Articles in Journals
Erin Sawyer, “Celibate Pleasures: Masculinity, Desire, and Asceticism in Augustine,” Journal of the History of Sexuality 6 (1995): 1-29.

Subsequent references to a text cited in an endnote should be included parenthetically in the article, and comprise reference to the author, title (if more than one text by the same author is cited in endnotes) and page number.  Do not use abbreviations such as ibid.or op cit. For example:
(Fish, Self-Consuming 74)          (Sawyer 15)

5. Reviews
Reviews should be headed as in the following examples:
T. Winnifrith, ed. The Poems of Charlotte Bronte. Oxford:  Basil Blackwell, 1984.
Elizabeth Alvida Petroff. Essays on Medieval Women and Mysticism. New York and Oxford: Oxford University Press, 1994.
Reviews should be signed as in the following example:
Christine Smith
University of New South Wales

6. Dates and Numerals
Dates should observe the form “12 August 1933” (no comma or “th”). Cardinal numerals up to 100 should be typed in words, e.g. “seventeenth century” not “17th century.”

7. Accents
Accents will normally be omitted from capital letters in French, but the Umlaut will be used on capitals in German.

8Quotations
Quotations of less than three lines should be enclosed within double inverted commas, and not underlined (except for italicising). Quotations of more than three lines should start on a new line and be indented (two tabs from the left margin) but not enclosed within inverted commas. An initial reference to or quotation from a text should be referenced by an endnote. Subsequent reference to the same text should be included parenthetically at the end of the reference. See (4) and (9) for further details.

9. Punctuation
Commas and periods that directly follow quotations go inside the closing inverted commas. In this case, an endnote number, if required, should immediately follow the closing inverted commas. For example:

Austen opens her novel ironically: “It is a truth universally acknowledged, that a single man in possession of a good fortune, must be in want of a wife.”1

A parenthetic reference intervenes between the closing inverted commas and the required punctuation. If a quotation ends with a full-stop or period, the punctuation appears after the reference. In this case, if an endnote number were needed, it would follow the final punctuation. For example:

Austen closes the chapter on a similarly sardonic note: “The business of her life was to get her daughters married; its solace was visiting and news” (53).2

All other punctuation marks—such as semicolons, colons, question marks and exclamation points—go outside closing inverted commas, except when they are part of the quoted material. If a parenthetic reference is needed, it is followed by a full-stop (and then an endnote number if necessary). For example:

 Dorothea Brooke responds to her sister, “What a wonderful little almanac you are, Celia!” (Eliot 7).3

10. Capital Letters
The following language conventions should be followed in titles and subtitles. English usage favours capitals throughout the title of a book (except for prepositions and articles). German, Spanish and Italian use capitals for the first word and other words normally capitalised. French capitalises the first word and all proper nouns.

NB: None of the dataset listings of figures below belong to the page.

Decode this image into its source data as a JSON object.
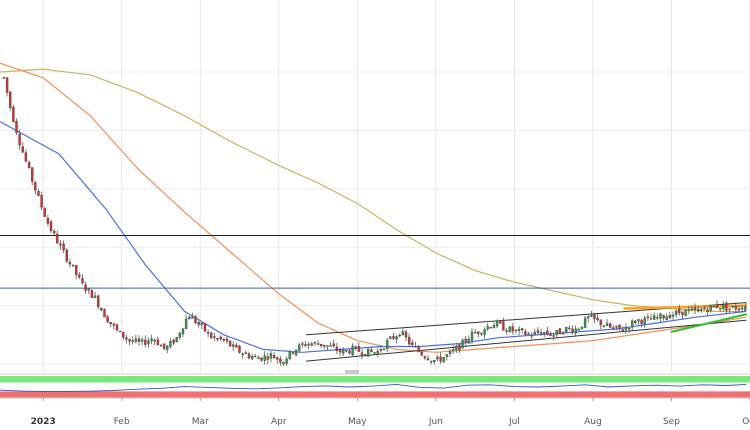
{
  "chart_data": {
    "type": "candlestick",
    "title": "",
    "xlabel": "",
    "ylabel": "",
    "x_tick_labels": [
      {
        "label": "2023",
        "month": 0,
        "bold": true
      },
      {
        "label": "Feb",
        "month": 1
      },
      {
        "label": "Mar",
        "month": 2
      },
      {
        "label": "Apr",
        "month": 3
      },
      {
        "label": "May",
        "month": 4
      },
      {
        "label": "Jun",
        "month": 5
      },
      {
        "label": "Jul",
        "month": 6
      },
      {
        "label": "Aug",
        "month": 7
      },
      {
        "label": "Sep",
        "month": 8
      },
      {
        "label": "Oct",
        "month": 9
      }
    ],
    "x_range_months": [
      -0.55,
      9.0
    ],
    "y_range": [
      0,
      100
    ],
    "grid": true,
    "colors": {
      "up": "#2f9e44",
      "down": "#d63031",
      "sma_fast": "#4a6fe3",
      "sma_mid": "#f0905a",
      "sma_slow": "#c4b560",
      "hline_black": "#222222",
      "hline_blue": "#3c5ea8",
      "trend_black": "#333333",
      "trend_orange": "#ff9f1c",
      "trend_green": "#2fbf2f",
      "rsi_line": "#3355cc",
      "overbought_band": "#7be87b",
      "oversold_band": "#f07070"
    },
    "price_path": [
      [
        -0.5,
        98
      ],
      [
        -0.42,
        88
      ],
      [
        -0.3,
        76
      ],
      [
        -0.18,
        66
      ],
      [
        -0.05,
        56
      ],
      [
        0.08,
        47
      ],
      [
        0.22,
        40
      ],
      [
        0.35,
        34
      ],
      [
        0.5,
        27
      ],
      [
        0.65,
        23
      ],
      [
        0.8,
        16
      ],
      [
        0.95,
        11
      ],
      [
        1.1,
        8
      ],
      [
        1.25,
        7
      ],
      [
        1.4,
        9
      ],
      [
        1.55,
        5
      ],
      [
        1.7,
        9
      ],
      [
        1.85,
        17
      ],
      [
        2.0,
        13
      ],
      [
        2.15,
        9
      ],
      [
        2.3,
        8
      ],
      [
        2.45,
        5
      ],
      [
        2.6,
        3
      ],
      [
        2.75,
        2
      ],
      [
        2.9,
        3
      ],
      [
        3.05,
        1
      ],
      [
        3.2,
        5
      ],
      [
        3.35,
        7
      ],
      [
        3.5,
        7
      ],
      [
        3.65,
        6
      ],
      [
        3.8,
        4
      ],
      [
        3.95,
        5
      ],
      [
        4.1,
        4
      ],
      [
        4.25,
        4
      ],
      [
        4.4,
        8
      ],
      [
        4.55,
        11
      ],
      [
        4.7,
        6
      ],
      [
        4.85,
        3
      ],
      [
        5.0,
        1
      ],
      [
        5.15,
        3
      ],
      [
        5.3,
        6
      ],
      [
        5.45,
        10
      ],
      [
        5.6,
        12
      ],
      [
        5.75,
        14
      ],
      [
        5.9,
        12
      ],
      [
        6.05,
        11
      ],
      [
        6.2,
        10
      ],
      [
        6.35,
        11
      ],
      [
        6.5,
        10
      ],
      [
        6.65,
        12
      ],
      [
        6.8,
        12
      ],
      [
        6.95,
        16
      ],
      [
        7.1,
        14
      ],
      [
        7.25,
        12
      ],
      [
        7.4,
        12
      ],
      [
        7.55,
        15
      ],
      [
        7.7,
        15
      ],
      [
        7.85,
        16
      ],
      [
        8.0,
        17
      ],
      [
        8.15,
        18
      ],
      [
        8.3,
        18
      ],
      [
        8.45,
        19
      ],
      [
        8.6,
        20
      ],
      [
        8.75,
        19
      ],
      [
        8.95,
        20
      ]
    ],
    "sma_fast": [
      [
        -0.55,
        83
      ],
      [
        0.2,
        72
      ],
      [
        0.8,
        53
      ],
      [
        1.3,
        34
      ],
      [
        1.8,
        18
      ],
      [
        2.3,
        10
      ],
      [
        2.8,
        5
      ],
      [
        3.3,
        4
      ],
      [
        3.8,
        5
      ],
      [
        4.3,
        6
      ],
      [
        4.8,
        6
      ],
      [
        5.3,
        7
      ],
      [
        5.8,
        9
      ],
      [
        6.3,
        10
      ],
      [
        6.8,
        11
      ],
      [
        7.3,
        12
      ],
      [
        7.8,
        14
      ],
      [
        8.3,
        16
      ],
      [
        8.95,
        18
      ]
    ],
    "sma_mid": [
      [
        -0.55,
        103
      ],
      [
        0,
        98
      ],
      [
        0.6,
        85
      ],
      [
        1.2,
        67
      ],
      [
        1.8,
        52
      ],
      [
        2.4,
        38
      ],
      [
        3.0,
        24
      ],
      [
        3.5,
        14
      ],
      [
        4.0,
        8
      ],
      [
        4.5,
        5
      ],
      [
        5.0,
        4
      ],
      [
        5.5,
        5
      ],
      [
        6.0,
        6
      ],
      [
        6.5,
        7
      ],
      [
        7.0,
        8
      ],
      [
        7.5,
        10
      ],
      [
        8.0,
        12
      ],
      [
        8.5,
        14
      ],
      [
        8.95,
        16
      ]
    ],
    "sma_slow": [
      [
        -0.55,
        100
      ],
      [
        0,
        101
      ],
      [
        0.6,
        99
      ],
      [
        1.2,
        93
      ],
      [
        1.8,
        85
      ],
      [
        2.4,
        76
      ],
      [
        3.0,
        68
      ],
      [
        3.5,
        62
      ],
      [
        4.0,
        55
      ],
      [
        4.5,
        46
      ],
      [
        5.0,
        38
      ],
      [
        5.5,
        32
      ],
      [
        6.0,
        28
      ],
      [
        6.5,
        25
      ],
      [
        7.0,
        22
      ],
      [
        7.5,
        20
      ],
      [
        8.0,
        19
      ],
      [
        8.5,
        18
      ],
      [
        8.95,
        18
      ]
    ],
    "horizontal_levels": [
      {
        "y": 44,
        "color_key": "hline_black"
      },
      {
        "y": 26,
        "color_key": "hline_blue"
      }
    ],
    "trend_lines": [
      {
        "points": [
          [
            3.35,
            10
          ],
          [
            8.95,
            21
          ]
        ],
        "color_key": "trend_black",
        "width": 1
      },
      {
        "points": [
          [
            3.35,
            1
          ],
          [
            8.95,
            15
          ]
        ],
        "color_key": "trend_black",
        "width": 1
      },
      {
        "points": [
          [
            7.4,
            19
          ],
          [
            8.95,
            20
          ]
        ],
        "color_key": "trend_orange",
        "width": 2.5
      },
      {
        "points": [
          [
            8.0,
            11
          ],
          [
            8.95,
            17
          ]
        ],
        "color_key": "trend_green",
        "width": 2
      }
    ],
    "rsi": {
      "range": [
        0,
        100
      ],
      "overbought_band": [
        70,
        100
      ],
      "oversold_band": [
        0,
        30
      ],
      "values": [
        [
          -0.55,
          36
        ],
        [
          -0.4,
          33
        ],
        [
          -0.2,
          31
        ],
        [
          0,
          30
        ],
        [
          0.3,
          30
        ],
        [
          0.6,
          31
        ],
        [
          0.9,
          34
        ],
        [
          1.2,
          40
        ],
        [
          1.5,
          44
        ],
        [
          1.8,
          52
        ],
        [
          2.1,
          48
        ],
        [
          2.4,
          44
        ],
        [
          2.7,
          42
        ],
        [
          3.0,
          46
        ],
        [
          3.3,
          52
        ],
        [
          3.6,
          55
        ],
        [
          3.9,
          50
        ],
        [
          4.2,
          54
        ],
        [
          4.5,
          62
        ],
        [
          4.8,
          48
        ],
        [
          5.1,
          45
        ],
        [
          5.4,
          58
        ],
        [
          5.7,
          60
        ],
        [
          6.0,
          52
        ],
        [
          6.3,
          50
        ],
        [
          6.6,
          54
        ],
        [
          6.9,
          60
        ],
        [
          7.2,
          50
        ],
        [
          7.5,
          55
        ],
        [
          7.8,
          58
        ],
        [
          8.1,
          54
        ],
        [
          8.4,
          60
        ],
        [
          8.7,
          57
        ],
        [
          8.95,
          62
        ]
      ]
    }
  }
}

11. Copyright and Republication
Contributors are advised that articles accepted for publication will appear in the AUMLA print version, as well as being made available electronically according to agreements made at the discretion, and under the control, of the AUMLA publishers.  AUMLA releases to the author/s of contributions the right to hold a copy of their contribution on a non-commercial website intended for educational or promotional use.  If the contribution is accepted subsequently for publication elsewhere, AUMLA should be acknowledged as the initial publication site.